1

I have the following sample HTML table from a html file.

<table>
    <tr>
        <th>Class</th>
        <th class="failed">Fail</th>
        <th class="failed">Error</th>
        <th>Skip</th>
        <th>Success</th>
        <th>Total</th>
    </tr>
        <tr>
            <td>Regression_TestCase.RegressionProject_TestCase2.RegressionProject_TestCase2</td>
            <td class="failed">1</td>
            <td class="failed">9</td>
            <td>0</td>
            <td>219</td>
            <td>229</td>
        </tr>
    <tr>
        <td><strong>Total</strong></td>
        <td class="failed">1</td>
        <td class="failed">9</td>
        <td>0</td>
        <td>219</td>
        <td>229</td>
    </tr>
</table>

I am trying to print the text from the <td> tags where <td> starts from: Regression_TestCase.RegressionProject_TestCase2.RegressionProject_TestCase2

I do not want to include the text from the <td> tags where <td> starts from:

<td><strong>Total</strong></td>

My code is printing the text from every single <td> tag:

def extract_data_from_report():
    html_report = open(r"E:\SeleniumTestReport.html",'r').read()
    soup = BeautifulSoup(html_report, "html.parser")
    th = soup.find_all('th')
    td = soup.find_all('td')

    for item in th:
        print item.text,
    print "\n"
    for item in td:
        print item.text,

My desired output:

Class               Fail Error Skip Success Total 
Regression_TestCase 1    9     0    219     229 
Mr Lister
  • 45,515
  • 15
  • 108
  • 150
Riaz Ladhani
  • 3,946
  • 15
  • 70
  • 127

1 Answers1

1

You can find all rows (tr elements) except the first one (to skip the headers) and the last one - the "total" row.
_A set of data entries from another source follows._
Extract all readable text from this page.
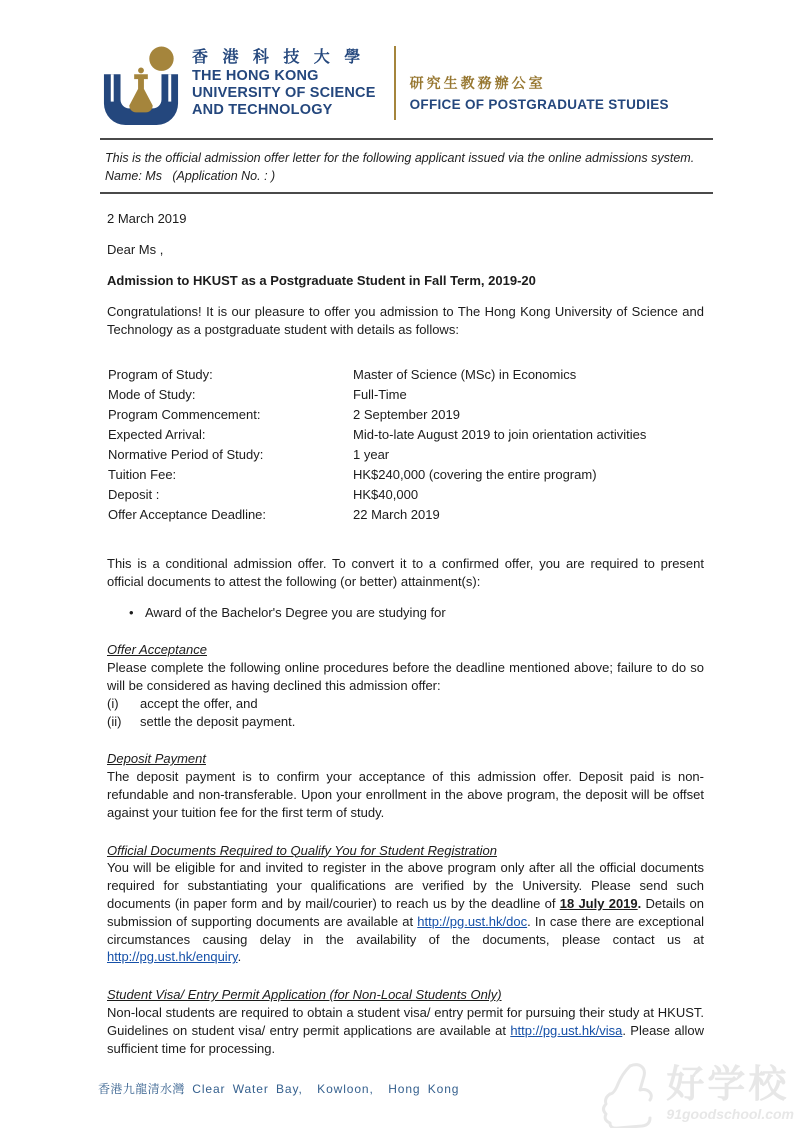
香 港 科 技 大 學
THE HONG KONG
UNIVERSITY OF SCIENCE
AND TECHNOLOGY
研究生教務辦公室
OFFICE OF POSTGRADUATE STUDIES
This is the official admission offer letter for the following applicant issued via the online admissions system.
Name: Ms   (Application No. : )

2 March 2019

Dear Ms ,

Admission to HKUST as a Postgraduate Student in Fall Term, 2019-20

Congratulations! It is our pleasure to offer you admission to The Hong Kong University of Science and Technology as a postgraduate student with details as follows:

Program of Study:	Master of Science (MSc) in Economics
Mode of Study:	Full-Time
Program Commencement:	2 September 2019
Expected Arrival:	Mid-to-late August 2019 to join orientation activities
Normative Period of Study:	1 year
Tuition Fee:	HK$240,000 (covering the entire program)
Deposit :	HK$40,000
Offer Acceptance Deadline:	22 March 2019

This is a conditional admission offer. To convert it to a confirmed offer, you are required to present official documents to attest the following (or better) attainment(s):

• Award of the Bachelor's Degree you are studying for

Offer Acceptance

Please complete the following online procedures before the deadline mentioned above; failure to do so will be considered as having declined this admission offer:

(i)	accept the offer, and
(ii)	settle the deposit payment.

Deposit Payment

The deposit payment is to confirm your acceptance of this admission offer. Deposit paid is non-refundable and non-transferable. Upon your enrollment in the above program, the deposit will be offset against your tuition fee for the first term of study.

Official Documents Required to Qualify You for Student Registration

You will be eligible for and invited to register in the above program only after all the official documents required for substantiating your qualifications are verified by the University. Please send such documents (in paper form and by mail/courier) to reach us by the deadline of 18 July 2019. Details on submission of supporting documents are available at http://pg.ust.hk/doc. In case there are exceptional circumstances causing delay in the availability of the documents, please contact us at http://pg.ust.hk/enquiry.

Student Visa/ Entry Permit Application (for Non-Local Students Only)

Non-local students are required to obtain a student visa/ entry permit for pursuing their study at HKUST. Guidelines on student visa/ entry permit applications are available at http://pg.ust.hk/visa. Please allow sufficient time for processing.

香港九龍清水灣 Clear Water Bay,  Kowloon,  Hong Kong	好学校
91goodschool.com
Sample implementation that produces a list of dictionaries as a result:

from pprint import pprint

from bs4 import BeautifulSoup


data = """
<table>
    <tr>
        <th>Class</th>
        <th class="failed">Fail</th>
        <th class="failed">Error</th>
        <th>Skip</th>
        <th>Success</th>
        <th>Total</th>
    </tr>
        <tr>
            <td>Regression_TestCase.RegressionProject_TestCase2.RegressionProject_TestCase2</td>
            <td class="failed">1</td>
            <td class="failed">9</td>
            <td>0</td>
            <td>219</td>
            <td>229</td>
        </tr>
    <tr>
        <td><strong>Total</strong></td>
        <td class="failed">1</td>
        <td class="failed">9</td>
        <td>0</td>
        <td>219</td>
        <td>229</td>
    </tr>
</table>"""

soup = BeautifulSoup(data, "html.parser")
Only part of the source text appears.